Abstract

A 69-year-old woman was admitted to our hospital due to a two-week history of low-grade fever, dry cough and erythematous eruptions. Physical examination revealed facial erythema, Gottron’s papules, mechanic’s hands and fine crackles in both lower lung fields on admission. Muscle weakness, a heliotrope rash and the shawl sign were not observed. Chest X-ray and computed tomography showed rapidly progressive interstitial lung disease (RP-ILD) with focal areas of air-space consolidation and linear opacities bilaterally. Antimelanoma differentiation-associated gene five (anti-MDA5) antibody levels were elevated at 241 index.
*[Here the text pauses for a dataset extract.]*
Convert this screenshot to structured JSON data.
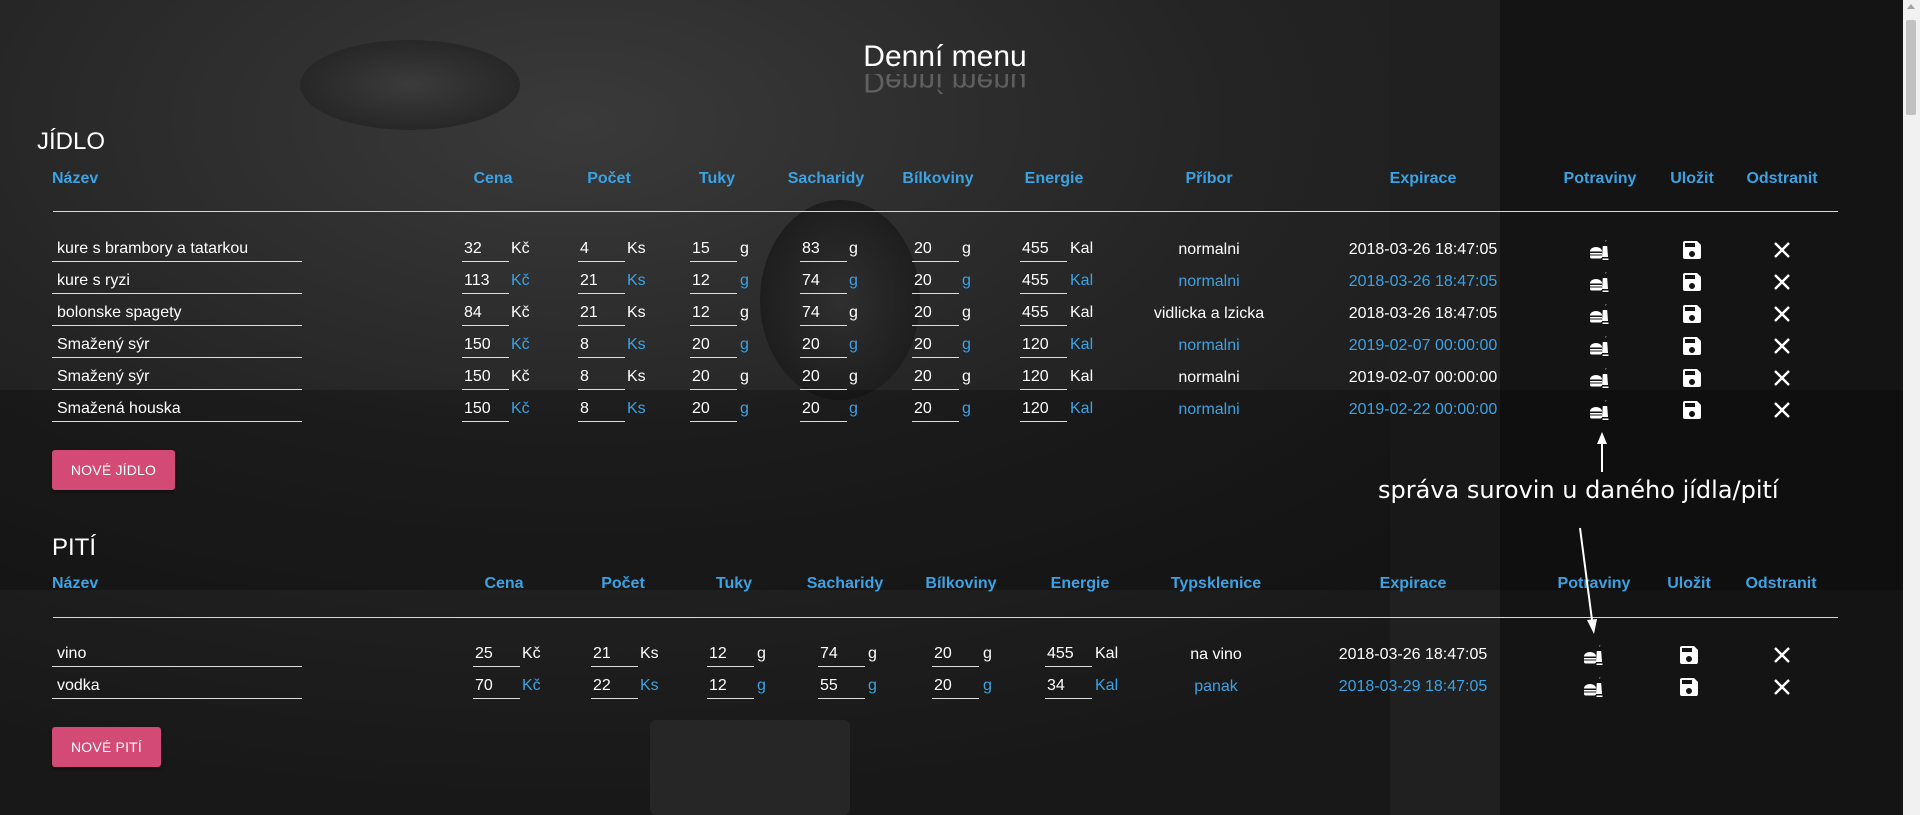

Although lacking clinical myositis, the skin lesions and interstitial lung disease suggested the development of dermatomyositis. She was diagnosed with RP-ILD in clinically amyopathic dermatomyositis, we started initial combination therapy with high-dose glucocorticoids, a calcineurin inhibitor and intravenous cyclophosphamide. However, she died on hospital day 15 despite aggressive immunosuppressive therapy. On autopsy, pathological findings of the lungs included diffuse alveolar damage in the exudative phase with hyaline membranes, oedema and interstitial acute inflammation. Moreover, we examined titres of anti-MDA5 antibody over time using a series of frozen serum samples before the onset of RP-ILD and found detectable low titres of anti-MDA5 antibody more than 2 years before disease onset by enzyme-linked immunosorbent assay and more than 4 years before disease onset by immunoprecipitation.